After a four-year journey that has taken them thousands of miles, American shad that spawn in the Savannah River are getting some special assistance this year.

 

"Once they get this far, it's a shame if they're blocked from the last leg of their trip," said Amanda Meadows, a Nature Conservancy biologist who joined an unusual fish rescue project Tuesday.

The problem is New Savannah Bluff Lock and Dam, which separates the lower river from the rocky shoals above Augusta, where the migratory shad spawn.

Usually the lock gates are opened every few days during the spring, allowing roe-laden shad to swim upstream. In February, however, the lock valves failed -- and the gates are frozen shut.

On Tuesday, biologists from Georgia, South Carolina, the U.S. Fish & Wildlife Service, the Army Corps of Engineers and The Nature Conservancy converged at the dam's tailrace, where they used boats, trucks and electricity to capture as many shad as possible. Altogether, they caught 362 shad.

"We're moving as many fish as we can from below the dam to above the dam," said U.S. Fish & Wildlife Service biologist Tripp Boltin. "We want to give them a chance to spawn."

Boats rigged with steel cables attached to generators moved in slow circles, allowing electric current to briefly stun the fish. The twitching shad were then netted, placed in tanks and driven to a landing above the dam.

Then they were released.

Shad spend four years at sea before they mature and return to the river where they were hatched, Mr. Boltin said. Each female lays 100,000 or more eggs, of which only a handful might survive.

The fish once migrated by the millions up the Savannah. During the past century, however, dams and lakes eliminated 95 percent of their spawning habitat, which makes the remaining shoals above Augusta more critical than ever.

Tuesday's effort could allow at least some fish to complete their voyage, Mr. Boltin said.

The success won't be known for four years, when shad hatched in the river this year complete their tenure in the North Atlantic Ocean and return to Augusta to renew the cycle.

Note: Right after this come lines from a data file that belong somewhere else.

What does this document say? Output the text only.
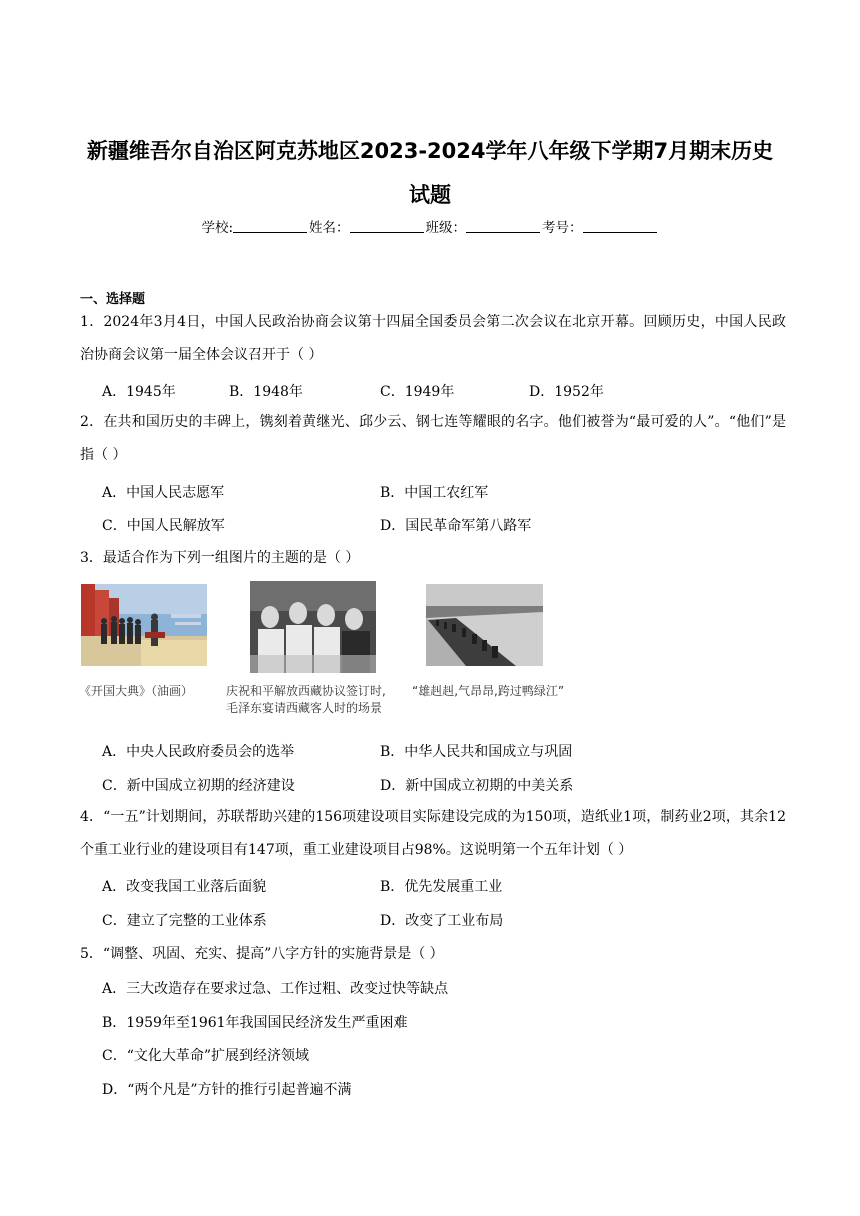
新疆维吾尔自治区阿克苏地区2023-2024学年八年级下学期7月期末历史
试题
学校:	姓名：	班级：	考号：
一、选择题
1．2024年3月4日，中国人民政治协商会议第十四届全国委员会第二次会议在北京开幕。回顾历史，中国人民政治协商会议第一届全体会议召开于（ ）
A．1945年	B．1948年	C．1949年	D．1952年
2．在共和国历史的丰碑上，镌刻着黄继光、邱少云、钢七连等耀眼的名字。他们被誉为“最可爱的人”。“他们”是指（ ）
A．中国人民志愿军	B．中国工农红军
C．中国人民解放军	D．国民革命军第八路军
3．最适合作为下列一组图片的主题的是（ ）
《开国大典》（油画）	庆祝和平解放西藏协议签订时,毛泽东宴请西藏客人时的场景
“雄赳赳,气昂昂,跨过鸭绿江”
A．中央人民政府委员会的选举	B．中华人民共和国成立与巩固
C．新中国成立初期的经济建设	D．新中国成立初期的中美关系
4．“一五”计划期间，苏联帮助兴建的156项建设项目实际建设完成的为150项，造纸业1项，制药业2项，其余12个重工业行业的建设项目有147项，重工业建设项目占98%。这说明第一个五年计划（ ）
A．改变我国工业落后面貌	B．优先发展重工业
C．建立了完整的工业体系	D．改变了工业布局
5．“调整、巩固、充实、提高”八字方针的实施背景是（ ）
A．三大改造存在要求过急、工作过粗、改变过快等缺点
B．1959年至1961年我国国民经济发生严重困难
C．“文化大革命”扩展到经济领域
D．“两个凡是”方针的推行引起普遍不满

A poor spawn this year, Mr. Boltin said, will reduce the number of shad that return four years from now.

Reduced populations are a national concern because shad are important commercial species in Northern states, where they are harvested for roe.

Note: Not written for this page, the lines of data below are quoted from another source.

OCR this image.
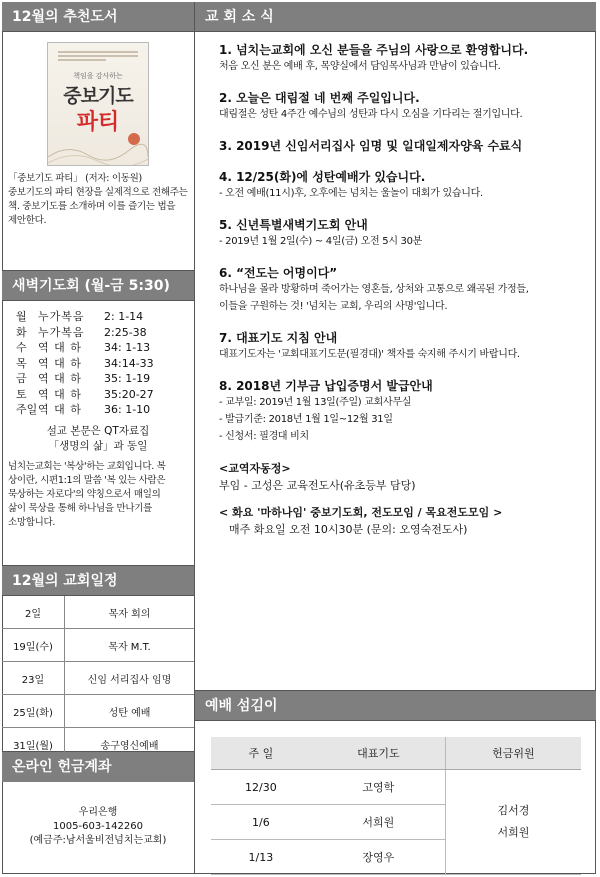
12월의 추천도서
책임을 감사하는
중보기도
파티
「중보기도 파티」 (저자: 이동원)
중보기도의 파티 현장을 실제적으로 전해주는
책. 중보기도를 소개하며 이를 즐기는 법을
제안한다.
새벽기도회 (월-금 5:30)
월	누가복음	2: 1-14
화	누가복음	2:25-38
수	역 대 하	34: 1-13
목	역 대 하	34:14-33
금	역 대 하	35: 1-19
토	역 대 하	35:20-27
주일 역 대 하	36: 1-10
설교 본문은 QT자료집
「생명의 삶」과 동일
넘치는교회는 '복상'하는 교회입니다. 복
상이란, 시편1:1의 말씀 '복 있는 사람은
묵상하는 자로다'의 약칭으로서 매일의
삶이 묵상을 통해 하나님을 만나기를
소망합니다.
12월의 교회일정
2일	목자 회의
19일(수)	목자 M.T.
23일	신임 서리집사 임명
25일(화)	성탄 예배
31일(월)	송구영신예배
온라인 헌금계좌
우리은행
1005-603-142260
(예금주:남서울비전넘치는교회)
교 회 소 식
1. 넘치는교회에 오신 분들을 주님의 사랑으로 환영합니다.
처음 오신 분은 예배 후, 목양실에서 담임목사님과 만남이 있습니다.
2. 오늘은 대림절 네 번째 주일입니다.
대림절은 성탄 4주간 예수님의 성탄과 다시 오심을 기다리는 절기입니다.
3. 2019년 신임서리집사 임명 및 일대일제자양육 수료식
4. 12/25(화)에 성탄예배가 있습니다.
- 오전 예배(11시)후, 오후에는 넘치는 울놀이 대회가 있습니다.
5. 신년특별새벽기도회 안내
- 2019년 1월 2일(수) ~ 4일(금) 오전 5시 30분
6. “전도는 어명이다”
하나님을 몰라 방황하며 죽어가는 영혼들, 상처와 고통으로 왜곡된 가정들,
이들을 구원하는 것! '넘치는 교회, 우리의 사명'입니다.
7. 대표기도 지침 안내
대표기도자는 '교회대표기도문(필경대)' 책자를 숙지해 주시기 바랍니다.
8. 2018년 기부금 납입증명서 발급안내
- 교부일: 2019년 1월 13일(주일) 교회사무실
- 발급기준: 2018년 1월 1일~12월 31일
- 신청서: 필경대 비치
<교역자동정>
부임 - 고성은 교육전도사(유초등부 담당)
< 화요 '마하나임' 중보기도회, 전도모임 / 목요전도모임 >
매주 화요일 오전 10시30분 (문의: 오영숙전도사)
예배 섬김이
주 일	대표기도	헌금위원
12/30	고영학	김서경
서희원

1/6	서희원	
1/13	장영우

Their spawning areas, however, range from Maine to Florida, and their habitat has declined in virtually every Eastern river.

Because of their wide impact on commercial fisheries -- and their value as forage fish for important offshore species such as tuna and codfish -- it is imperative that states, conservation groups and federal agencies work together to preserve the shad's remaining inland habitat, Dr. Meadows said.

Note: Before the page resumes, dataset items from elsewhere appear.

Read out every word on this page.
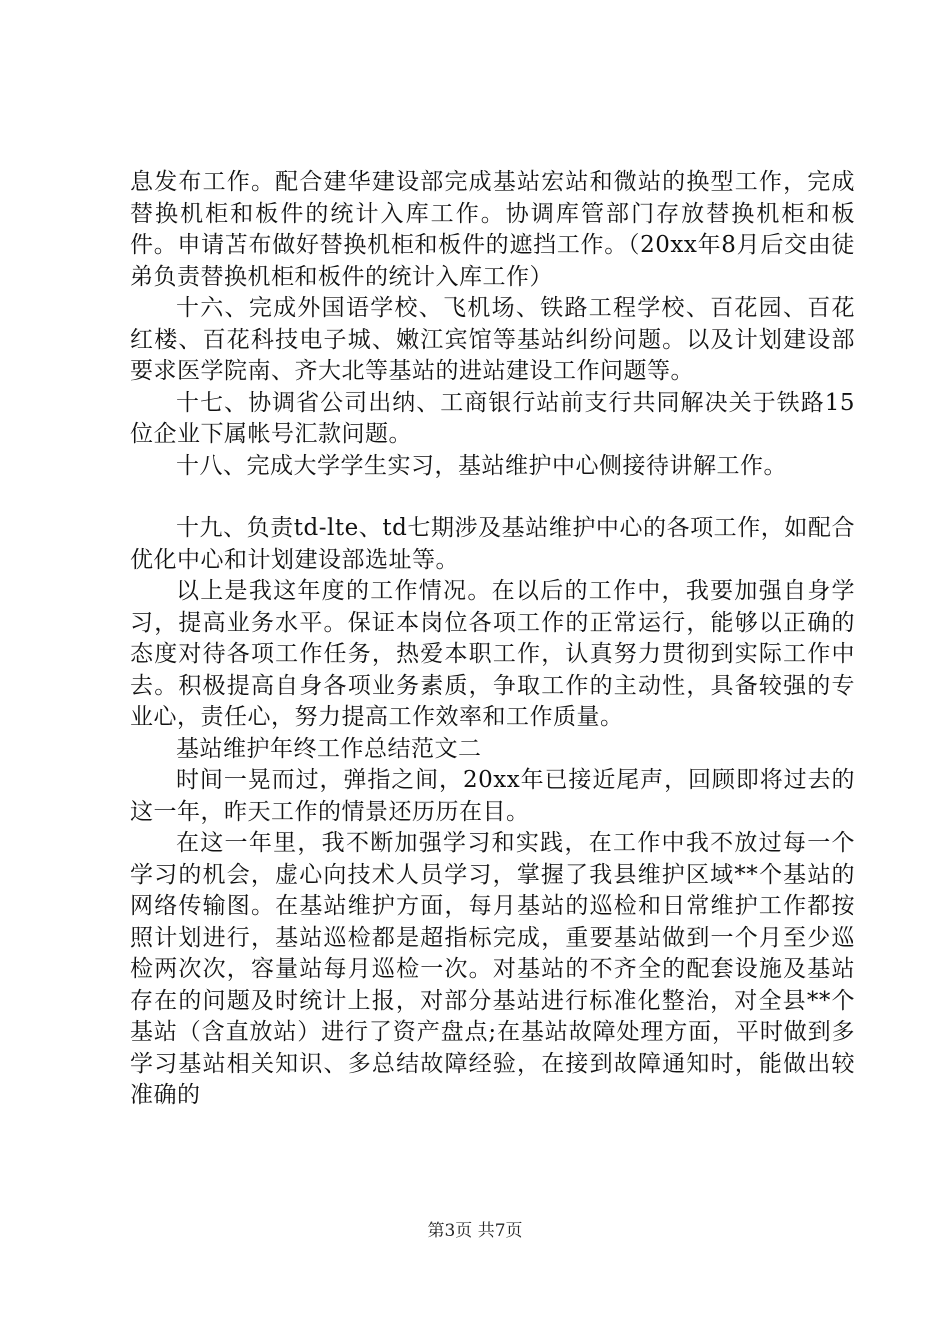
息发布工作。配合建华建设部完成基站宏站和微站的换型工作，完成替换机柜和板件的统计入库工作。协调库管部门存放替换机柜和板件。申请苫布做好替换机柜和板件的遮挡工作。（20xx年8月后交由徒弟负责替换机柜和板件的统计入库工作）

十六、完成外国语学校、飞机场、铁路工程学校、百花园、百花红楼、百花科技电子城、嫩江宾馆等基站纠纷问题。以及计划建设部要求医学院南、齐大北等基站的进站建设工作问题等。

十七、协调省公司出纳、工商银行站前支行共同解决关于铁路15位企业下属帐号汇款问题。

十八、完成大学学生实习，基站维护中心侧接待讲解工作。

十九、负责td-lte、td七期涉及基站维护中心的各项工作，如配合优化中心和计划建设部选址等。

以上是我这年度的工作情况。在以后的工作中，我要加强自身学习，提高业务水平。保证本岗位各项工作的正常运行，能够以正确的态度对待各项工作任务，热爱本职工作，认真努力贯彻到实际工作中去。积极提高自身各项业务素质，争取工作的主动性，具备较强的专业心，责任心，努力提高工作效率和工作质量。

基站维护年终工作总结范文二

时间一晃而过，弹指之间，20xx年已接近尾声，回顾即将过去的这一年，昨天工作的情景还历历在目。

在这一年里，我不断加强学习和实践，在工作中我不放过每一个学习的机会，虚心向技术人员学习，掌握了我县维护区域**个基站的网络传输图。在基站维护方面，每月基站的巡检和日常维护工作都按照计划进行，基站巡检都是超指标完成，重要基站做到一个月至少巡检两次次，容量站每月巡检一次。对基站的不齐全的配套设施及基站存在的问题及时统计上报，对部分基站进行标准化整治，对全县**个基站（含直放站）进行了资产盘点;在基站故障处理方面，平时做到多学习基站相关知识、多总结故障经验，在接到故障通知时，能做出较准确的

第3页 共7页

"It takes a tremendous multiagency effort," she said. "It takes a village to raise a shad."

Reach Rob Pavey at 868-1222, ext. 119, or rob.pavey@augustachronicle.com.

SHAD AND THE SAVANNAH RIVER

- The Savannah River's dwindling shad population spawns in the shoals above Augusta, but only a few fish can swim past New Savannah Bluff to get there.

- Shad hatched in our river swim out to sea and complete a 3,000-mile journey before returning to the same river four years later to spawn and die.

- Shad, which travel in huge schools to Canada and Iceland as they slowly mature, were a perennial food staple for Indian tribes and Colonial settlers in the Augusta area.

- In the 1700s, an estimated 10 million shad made the journey up the Savannah River each spring, where they migrated 300 miles inland, to Tallulah Falls.

- In the past century, dams eliminated 95 percent of the shoals spawning habitat, and today's migrations include only 200,000 to 300,000 fish.

- Estimates compiled in the 1980s indicated that fewer than 18,000 shad make it past New Savannah Bluff, even when locks were opened during spawning season.

- Biologists now believe the decline of shad and other forage fish is linked to declining populations of important food species, such as tuna, codfish and redfish.

- Efforts by federal and state agencies to improve shad reproduction in the Savannah are being duplicated in dozens of other East Coast rivers, in hopes of preventing their further decline.